The owners of an historic garden are helping to regrow a charity’s coffers which were blighted by the Covid pandemic.
Val and Ian Hepworth will be opening their gardens by appointment to help St Teresa’s Hospice through troubled times.
The couple moved into the 17th century Manor House, at Skeeby, near Richmond, 40 years ago and ever since have been restoring the gardens, originally planted by the influential Pease family, who were notable Quakers, bankers and founders of the railways.
Visitors are being invited to book a slot for the open event which will run from June 24 to 27.
To meet Covid guidelines they will be accommodated in small numbers which they can arrange by contacting the Hepworths on 01748 822617.
Hand washing facilities and hand sanitisers will be available to ensure safety.
The garden features steps, slopes and uneven ground, so wheelchair access is limited. Parking is in the village car park or at the front of the house.
There will be guidance notices in the garden and Val and Ian will be on-hand to greet visitors and answer questions. Tea, coffee and cakes will be available for donations as well as a plant stall with proceeds going to St Teresa’s Hospice.
Val said: “We are involved in the community and have staged many events over the years. Charities really need help since the lockdown and St Teresa’s Hospice has had it really tough.”
St Teresa’s Hospice needs to raise £3m a year to provide free in-patient and community care for people living with life-limiting illnesses and their families in Darlington, South Durham and North Yorkshire.
The pandemic saw countless fundraising events cancelled and its charity shops forced to close because of lockdown regulations.
An emergency appeal, launched at the start of the pandemic, is still running and donations can be made at www.justgiving.com/campaign/hugtostts.
A grade II* listed building, Manor House enjoys a rich history. An early 17th Century farmhouse on the site of a medieval home, reputedly linked by an underground passage to Easby Abbey, folklore suggests that stone for the abbey was quarried there.
The quarry was subsequently laid out as a garden by Miss Evelyn Ada Pease (1876-1950) from 1939 and later by her niece Dr Mary Ethelwyn Pease (1892-1981) before Val and Ian took on the task.
Miss Evelyn Pease was the youngest daughter of the Darlington MP Arthur Pease and granddaughter of Joseph Pease, one of the originators of the first railway.
During the 1st World War Miss Evelyn was commandant of the Richmond Auxiliary Hospital, while her eldest brother, Arthur Francis Pease (1866-1927), was director of the N E Railway, chairman of Pease & Partners Ltd and was created 1st baronet in 1920.
Dr Mary Ethelwyn Pease was his second child and came to live at Manor House in 1956 when she retired from medicine.
The 1½ acre gardens, sheltered by walls and hedges, features courtyard, herbaceous and mixed borders, soft fruit and the quarry garden, known as The Dell.
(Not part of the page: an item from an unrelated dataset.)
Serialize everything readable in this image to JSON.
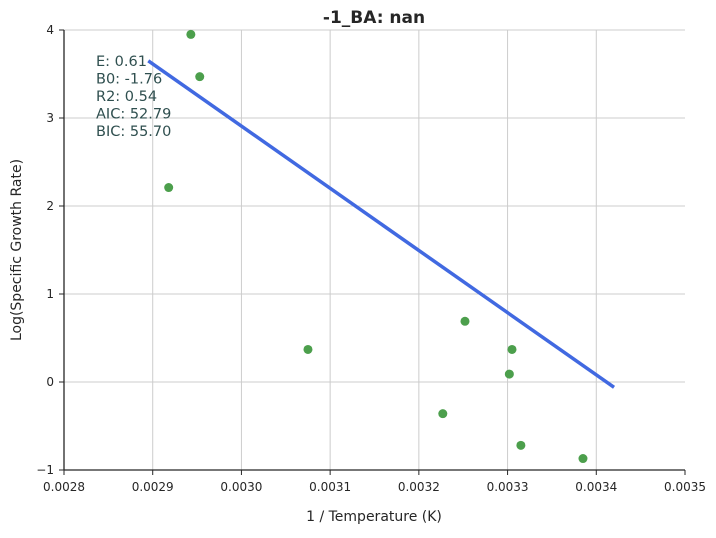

There is also a pond, shrubs, bulbs and perennials, leading to ‘The Glade’, with some newly planted trees and shrubs, and ‘The Valley’, which was originally the sunken track leading from the quarry. There is a terraced shrub rose garden, ornamental trees and a conservatory/greenhouse.
“The gardens have a lovely vibe and we hope as many people as possible book a visit,” said Val, the lead trustee for the Yorkshire Gardens Trust’s conservation group.
St Teresa’s chief executive Jane Bradshaw added: “We are so pleased that Val and Ian have decided to help us out this way by opening their wonderful gardens to the public for four days.
“As we strive to recover from the pandemic their help is really appreciated.”